I have an older sewing machine, from the 70's or 80's I think...it's called a Brother Charger 441. Well, after about a year of regular use, the little belt thingy :shrug: on the side is dry rotting again. Little bits of the belt are flying off and when it's missing belt pieces...well, it don't work  

Should I--

1. Start looking for another machine? Any recommendations?

2. Find a place online to buy the belt and just replace it myself (can't be too hard to do...)

3. Wait until I get to take my weekly trip into town on Thursday and find a repair shop?

You have no idea how much I miss my 1903 Singer Treadle Sewing Machine... :Bawling:


----------



## Iddee (Sep 25, 2005)

Go here and get a new belt or two and replace it when needed.

http://www.brewersewing.com/asticat


----------



## sewtlm (Mar 22, 2006)

You need a comercial tax ID# and account to order from Brewer.

Option #3 in combination with #2 would be the most Economical in the long run as long as nothing else is wrong with the machine.

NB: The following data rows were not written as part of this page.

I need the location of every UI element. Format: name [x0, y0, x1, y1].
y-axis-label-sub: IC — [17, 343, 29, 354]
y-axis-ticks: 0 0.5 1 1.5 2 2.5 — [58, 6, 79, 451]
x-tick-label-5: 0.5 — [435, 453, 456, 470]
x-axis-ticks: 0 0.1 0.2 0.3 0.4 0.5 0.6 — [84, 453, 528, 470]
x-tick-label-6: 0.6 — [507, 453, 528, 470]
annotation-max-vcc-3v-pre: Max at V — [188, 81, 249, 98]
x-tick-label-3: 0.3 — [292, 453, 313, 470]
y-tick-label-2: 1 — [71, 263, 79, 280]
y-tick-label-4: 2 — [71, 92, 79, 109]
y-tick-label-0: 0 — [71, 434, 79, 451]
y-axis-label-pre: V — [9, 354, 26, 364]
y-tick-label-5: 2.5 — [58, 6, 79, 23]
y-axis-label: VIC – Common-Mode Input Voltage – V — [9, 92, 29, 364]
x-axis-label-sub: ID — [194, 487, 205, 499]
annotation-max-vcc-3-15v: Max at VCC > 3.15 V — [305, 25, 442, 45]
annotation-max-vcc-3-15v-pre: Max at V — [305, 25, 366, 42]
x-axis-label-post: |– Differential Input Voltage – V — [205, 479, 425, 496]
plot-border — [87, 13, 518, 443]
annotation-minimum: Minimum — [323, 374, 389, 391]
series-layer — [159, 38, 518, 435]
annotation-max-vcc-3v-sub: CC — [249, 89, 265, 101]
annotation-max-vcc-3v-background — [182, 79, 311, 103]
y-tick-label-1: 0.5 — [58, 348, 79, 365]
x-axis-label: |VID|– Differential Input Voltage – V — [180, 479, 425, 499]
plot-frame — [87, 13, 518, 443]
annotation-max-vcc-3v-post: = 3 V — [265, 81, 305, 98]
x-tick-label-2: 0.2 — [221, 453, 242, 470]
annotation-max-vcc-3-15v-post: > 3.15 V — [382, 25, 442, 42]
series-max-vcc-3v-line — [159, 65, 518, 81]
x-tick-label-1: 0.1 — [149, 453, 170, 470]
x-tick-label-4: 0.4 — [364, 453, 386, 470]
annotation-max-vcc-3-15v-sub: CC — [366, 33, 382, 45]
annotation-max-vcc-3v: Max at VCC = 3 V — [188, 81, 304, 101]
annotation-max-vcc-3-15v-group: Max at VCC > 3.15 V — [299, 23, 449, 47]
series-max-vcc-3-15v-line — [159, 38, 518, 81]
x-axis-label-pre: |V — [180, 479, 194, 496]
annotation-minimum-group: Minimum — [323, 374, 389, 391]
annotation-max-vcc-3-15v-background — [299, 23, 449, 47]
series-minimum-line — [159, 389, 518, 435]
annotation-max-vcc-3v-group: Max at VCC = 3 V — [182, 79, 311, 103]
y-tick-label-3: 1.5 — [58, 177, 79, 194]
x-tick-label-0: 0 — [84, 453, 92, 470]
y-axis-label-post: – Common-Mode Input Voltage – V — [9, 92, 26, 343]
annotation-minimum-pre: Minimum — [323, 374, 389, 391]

But do you need/want a new machine?


----------



## Iddee (Sep 25, 2005)

My mistake....They have changed since I last dealt with them. At that time, they would sell to anyone.


----------



## ruby_jane (May 15, 2007)

sewtlm said:


> You need a comercial tax ID# and account to order from Brewer.
> 
> Option #3 in combination with #2 would be the most Economical in the long run as long as nothing else is wrong with the machine.
> 
> But do you need/want a new machine?


Sigh...darn it  I'll just have to do #2 & #3--nothing else is wrong with it. No, I don't need (or really want) a new machine. Since I am home full time, I have been doing a LOT of sewing and I just want to make sure this sewing machine can hold up to regular use. So far, so good except for the belts


----------